2. Then I will give you a problem to work on.
3. Take notes or a photo of your solution.
4. Then I will ask you to share your solution with the class.
This clarity will save time and reduce confusion.
For extra notes—more likely than not, you will need some—include a blank slide. Avoid holding a piece of paper up to the camera, no matter what’s on it. Not only will it be hard to read, but it’ll break the spell of technology.
2. Enlist the chat box as your TA
While it may seem like there is more lost than gained when a class leaves the classroom, certain online tools can enhance the learning experience.
One of the best is the chat box.
To get a quick view of how a class is approaching a question, have students use the chat box to type comments or answers. If you’re worried about group think, ask everyone to type up their answer, but hold off posting until a signal is given.
Despite these benefits, beware of the runaway chat. Typos can quickly digress into jokes, friends might share asides about the weather, Google links can lead down the internet rabbit hole…
And you become background noise.
Keep the chat for discussions that you start. Brief comments and emoticons are fine, but don’t let the chat pull focus unless you want it to.
3. Inject some drama!
We have to be more expressive online. If we gesture, those gestures have to be within that 2×2-inch box. If we smile, we have to SMILE.
Avoid hysterics, but be expressive.
Your voice is your online highlighter – stretch out syllables, put spaces between words, and raise and lower your pitch and volume. Use your voice to punctate what you are saying. When you come to the end of a key point, land on it with your voice:
“Therefore. Never. Leave.
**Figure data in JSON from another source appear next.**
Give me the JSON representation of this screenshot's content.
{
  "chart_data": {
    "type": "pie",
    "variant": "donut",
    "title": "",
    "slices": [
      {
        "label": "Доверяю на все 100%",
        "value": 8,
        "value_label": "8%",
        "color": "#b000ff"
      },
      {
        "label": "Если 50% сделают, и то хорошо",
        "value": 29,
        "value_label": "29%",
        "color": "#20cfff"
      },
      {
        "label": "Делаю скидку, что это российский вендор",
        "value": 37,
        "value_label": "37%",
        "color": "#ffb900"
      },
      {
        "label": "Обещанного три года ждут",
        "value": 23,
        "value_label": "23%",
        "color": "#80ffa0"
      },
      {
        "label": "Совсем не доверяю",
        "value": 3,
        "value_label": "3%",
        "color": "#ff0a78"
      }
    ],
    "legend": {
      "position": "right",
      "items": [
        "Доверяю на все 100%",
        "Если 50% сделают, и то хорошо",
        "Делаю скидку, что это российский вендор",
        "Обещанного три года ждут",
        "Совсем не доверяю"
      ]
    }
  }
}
MONEY on the TABLE.”
When explaining something that is often overlooked, come closer to the camera for a stage whisper:
“This is the secret of turning lead into gold…”
All of this will help to emphasize what is in your slides, even when you are simply providing exposition or summarization.
4. Embrace the sound of silence
Speak with efficiency. Avoid broken sentences, word repetition, or ums and errs. Get away with backward sentence construction, only Yoda can. The rest of us need smooth syntax, fewer words, and meaningful silences.
In fact, one of the most powerful ways we can use our voice is to not use it. The absence of sound can be deafening. It makes words seem bigger. A pause makes the audience listen for what comes next. A constant flow of words – even if the tone and volume vary – can be mind numbing.
Create space for others to fill.
Responses will rarely be instant. Even without video lag, participants need time. I have seen many professors ask a question and then, with no response after just a few seconds, quickly move onto another question. When that, too, fails to get a quick response, it is rephrased and then followed by other questions. Soon the live, interactive class becomes a monologue ramble.
Don’t fall into this trap. Ask your question, and then STOP.
Give it at least a five-second pause. This will seem like an eternity, but will register as almost nothing from the participants’ side. You may even need to wait longer if the group is new to the format, culturally trained to primarily listen, or unsure of how to respond due to a language barrier.
The silence will dare you to speak.
Don’t do it.
5. Implement the warm call
The wall of the laptop screens must be broken through.
Just like in the classroom, the best way to get students to participate is to call on them. Don’t wait for a raised hand. Traditionally, this is known as the cold call, a dreaded form of academic soul crushing in which the professor bellows at an unsuspecting student. But as professionals of the modern world, let’s instead use the warm call: an invitation to join the conversation.
Sometimes, especially after a warm call, a quiet student may begin to ramble. Help them to stop. My favorite phrase is simply: “Hold on.” You could also just put up a hand to rein them in. Don’t let students talk and talk until they run out of breath. It will sap everyone else’s will to continue.
Teaching online might initially be lonely. But the thing is, students might feel the same way. They may even feel a bit foolish for attempting the course. Sometimes the most important thing a teacher can do is tell a student that they can succeed, and give them the time and space to do so.